Apparently the original agreement the Saul Zaent Co bought included movies and TV shows UNDER 8 episodes, shows OVER 8 episodes are retained by The Tolkien Estate which is why Amazon paid out the Tolkien Estate $250m for the rights, and they had to commit to at least two seasons. Even still, the rights they bought were for stuff in the LOTR appendices not the main books but then I don't really understand how they can use the name like Galadriel or Elrond.
The patchwork is very confusing still, but the price went down a lot I guess since it was valued at $2b back in February but Embracer bought all of it for $750m from Zaentz today. Everyone expected Amazon to buy the full rights for $2b so its a bit of a surprise that Embracer picked it up for $750m. Does Amazon not want to do more with the IP?
Tolkien Group still owns various aspects, you can see some of it here.

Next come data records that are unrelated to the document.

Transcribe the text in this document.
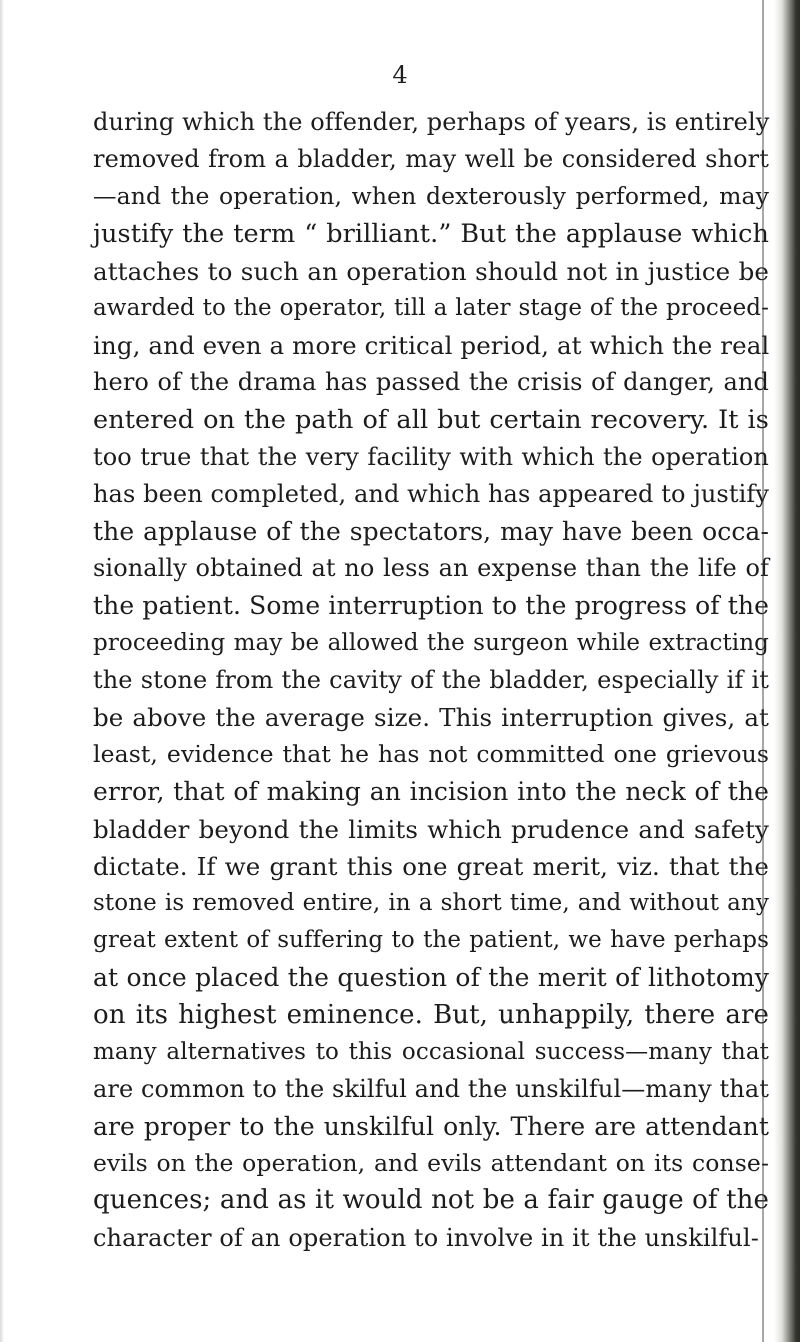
4
during which the offender, perhaps of years, is entirely
removed from a bladder, may well be considered short
—and the operation, when dexterously performed, may
justify the term “ brilliant.” But the applause which
attaches to such an operation should not in justice be
awarded to the operator, till a later stage of the proceed-
ing, and even a more critical period, at which the real
hero of the drama has passed the crisis of danger, and
entered on the path of all but certain recovery. It is
too true that the very facility with which the operation
has been completed, and which has appeared to justify
the applause of the spectators, may have been occa-
sionally obtained at no less an expense than the life of
the patient. Some interruption to the progress of the
proceeding may be allowed the surgeon while extracting
the stone from the cavity of the bladder, especially if it
be above the average size. This interruption gives, at
least, evidence that he has not committed one grievous
error, that of making an incision into the neck of the
bladder beyond the limits which prudence and safety
dictate. If we grant this one great merit, viz. that the
stone is removed entire, in a short time, and without any
great extent of suffering to the patient, we have perhaps
at once placed the question of the merit of lithotomy
on its highest eminence. But, unhappily, there are
many alternatives to this occasional success—many that
are common to the skilful and the unskilful—many that
are proper to the unskilful only. There are attendant
evils on the operation, and evils attendant on its conse-
quences; and as it would not be a fair gauge of the
character of an operation to involve in it the unskilful-
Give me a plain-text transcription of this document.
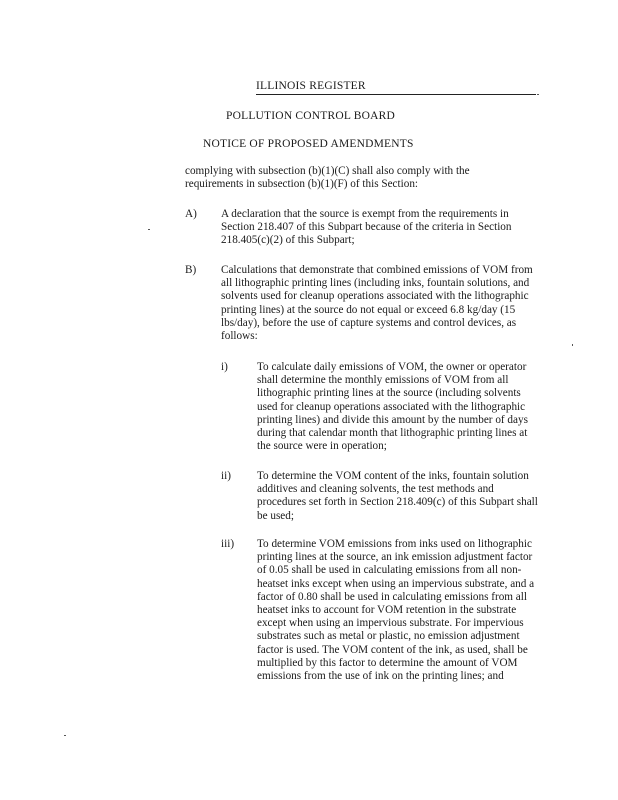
ILLINOIS REGISTER
POLLUTION CONTROL BOARD
NOTICE OF PROPOSED AMENDMENTS
complying with subsection (b)(1)(C) shall also comply with the requirements in subsection (b)(1)(F) of this Section:
A) A declaration that the source is exempt from the requirements in Section 218.407 of this Subpart because of the criteria in Section 218.405(c)(2) of this Subpart;
B) Calculations that demonstrate that combined emissions of VOM from all lithographic printing lines (including inks, fountain solutions, and solvents used for cleanup operations associated with the lithographic printing lines) at the source do not equal or exceed 6.8 kg/day (15 lbs/day), before the use of capture systems and control devices, as follows:
i)	To calculate daily emissions of VOM, the owner or operator shall determine the monthly emissions of VOM from all lithographic printing lines at the source (including solvents used for cleanup operations associated with the lithographic printing lines) and divide this amount by the number of days during that calendar month that lithographic printing lines at the source were in operation;
ii) To determine the VOM content of the inks, fountain solution additives and cleaning solvents, the test methods and procedures set forth in Section 218.409(c) of this Subpart shall be used;
iii) To determine VOM emissions from inks used on lithographic printing lines at the source, an ink emission adjustment factor of 0.05 shall be used in calculating emissions from all non-heatset inks except when using an impervious substrate, and a factor of 0.80 shall be used in calculating emissions from all heatset inks to account for VOM retention in the substrate except when using an impervious substrate. For impervious substrates such as metal or plastic, no emission adjustment factor is used. The VOM content of the ink, as used, shall be multiplied by this factor to determine the amount of VOM emissions from the use of ink on the printing lines; and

Its all weird since books go into the public domain 70 years after an author dies, so thats coming up in a few years for the Hobbit but I'm not sure what that means for worlds built off books.
Film rights are back on the menu, boys! If you want to make new Lord of the Rings movies, it'll only you cost $2 billion.
winteriscoming.net
tl;dr some jew bought some rights for lord of the rings in 1976 and his jew kids got a $750m payout for it today but its an entirely different set of rights this threads TV show is using. The big question is, why didn't Amazon buy the rest of the rights?